Logic in itself, at least some categories of logic, are not necessarily exclusive to human (i.e. heathen) reasoning. According to the Deuteronomy account, we are called to deductively apply the Laws of God. God says "you don't eat unclean meat" and specifies that pigs are unclean. The Isrealite realizes that a specific pig is not to be eaten. This is deduction and it must happen everytime we live by faith.
My question regarding logic has to do with the limits imposed by logic. Traditional logic studies the relationships of propositions and the validity of propositional reformulation. Logical studies define meaning itself as the valid deductions from any specific set of propositions.
The question is intricate because most of us aren't familiar with the limits imposed by logic. Traditional logic studies only propositions bound by a copula ("to be" verbs) and therefore most propositions must be rephrased even to become the object of this specific study. Logic deals with classes (or types) and tokens; class exclusion, inclusion, membership, identity, etc. Of all the conditions necessary to formal logic (they're not all listed here), which ones (if any) impose some element upon the text which 1) is not present 2) is against Biblical precedent?

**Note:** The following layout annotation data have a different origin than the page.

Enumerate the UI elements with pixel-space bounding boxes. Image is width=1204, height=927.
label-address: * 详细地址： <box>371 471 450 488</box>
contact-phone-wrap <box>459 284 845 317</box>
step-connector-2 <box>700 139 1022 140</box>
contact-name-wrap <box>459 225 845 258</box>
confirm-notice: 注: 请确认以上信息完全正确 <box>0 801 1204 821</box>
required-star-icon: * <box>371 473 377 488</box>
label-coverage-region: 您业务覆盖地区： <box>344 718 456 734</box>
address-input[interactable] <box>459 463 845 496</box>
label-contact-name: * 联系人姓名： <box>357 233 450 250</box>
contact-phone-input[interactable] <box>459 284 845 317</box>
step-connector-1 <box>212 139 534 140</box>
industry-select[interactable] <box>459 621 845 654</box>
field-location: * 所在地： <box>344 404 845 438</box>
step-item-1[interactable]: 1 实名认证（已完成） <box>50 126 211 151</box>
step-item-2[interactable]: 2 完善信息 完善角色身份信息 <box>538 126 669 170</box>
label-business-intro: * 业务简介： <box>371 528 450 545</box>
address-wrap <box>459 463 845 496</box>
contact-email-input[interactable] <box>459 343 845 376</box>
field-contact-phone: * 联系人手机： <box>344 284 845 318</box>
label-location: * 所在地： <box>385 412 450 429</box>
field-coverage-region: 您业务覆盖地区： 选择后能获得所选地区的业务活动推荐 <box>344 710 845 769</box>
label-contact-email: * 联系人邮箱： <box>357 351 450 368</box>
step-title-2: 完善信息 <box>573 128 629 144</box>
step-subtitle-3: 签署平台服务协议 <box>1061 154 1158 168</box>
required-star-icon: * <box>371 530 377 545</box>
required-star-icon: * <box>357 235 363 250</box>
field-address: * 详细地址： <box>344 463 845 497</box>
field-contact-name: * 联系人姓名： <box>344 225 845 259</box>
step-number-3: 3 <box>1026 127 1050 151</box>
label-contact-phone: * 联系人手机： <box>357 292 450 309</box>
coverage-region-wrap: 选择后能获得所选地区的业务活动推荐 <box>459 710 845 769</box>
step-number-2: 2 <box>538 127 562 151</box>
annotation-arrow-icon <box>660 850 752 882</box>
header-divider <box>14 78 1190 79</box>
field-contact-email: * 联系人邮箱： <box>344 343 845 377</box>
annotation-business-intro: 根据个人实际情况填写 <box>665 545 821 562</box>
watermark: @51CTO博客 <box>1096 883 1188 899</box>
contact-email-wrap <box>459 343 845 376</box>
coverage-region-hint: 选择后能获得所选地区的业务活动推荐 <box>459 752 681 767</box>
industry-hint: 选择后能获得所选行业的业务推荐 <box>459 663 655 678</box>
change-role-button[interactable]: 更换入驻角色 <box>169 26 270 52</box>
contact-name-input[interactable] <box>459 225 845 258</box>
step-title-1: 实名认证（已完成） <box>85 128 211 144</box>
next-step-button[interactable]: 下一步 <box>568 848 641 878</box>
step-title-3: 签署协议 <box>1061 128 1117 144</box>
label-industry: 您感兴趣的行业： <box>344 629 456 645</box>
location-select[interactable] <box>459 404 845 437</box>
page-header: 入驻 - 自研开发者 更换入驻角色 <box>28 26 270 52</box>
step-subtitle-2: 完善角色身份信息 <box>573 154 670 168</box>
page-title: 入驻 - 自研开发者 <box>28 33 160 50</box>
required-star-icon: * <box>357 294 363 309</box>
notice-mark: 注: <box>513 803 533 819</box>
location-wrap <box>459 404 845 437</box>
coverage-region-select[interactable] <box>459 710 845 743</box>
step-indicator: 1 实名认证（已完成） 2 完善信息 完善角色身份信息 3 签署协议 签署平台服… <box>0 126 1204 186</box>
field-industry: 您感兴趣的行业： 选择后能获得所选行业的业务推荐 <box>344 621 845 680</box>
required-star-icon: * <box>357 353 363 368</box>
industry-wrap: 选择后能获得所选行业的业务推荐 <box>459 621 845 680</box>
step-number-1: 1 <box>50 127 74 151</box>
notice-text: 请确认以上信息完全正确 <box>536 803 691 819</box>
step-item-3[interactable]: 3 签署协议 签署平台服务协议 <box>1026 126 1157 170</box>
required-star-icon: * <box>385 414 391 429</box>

I made referal to modes of perception because these are conditions which many people impose upon the Text. The philosopher Kant emphatically affirmed Time and Space as modes of perception that we utilize to analyze phenomena. The Word of God, though, deals with Eternity and Heavenly realms, reversibility of the past and continuity instead. So in some ways, we have to be careful with spazio-temporal bindings in our study.
I hope this helps to clarify my questions. In our employment of logic (any type - not just traditional) do we impose any conditions upon the Text which it does not embody? Does God's Word justify _THE_WAYS_ in which we use logic as we approach It?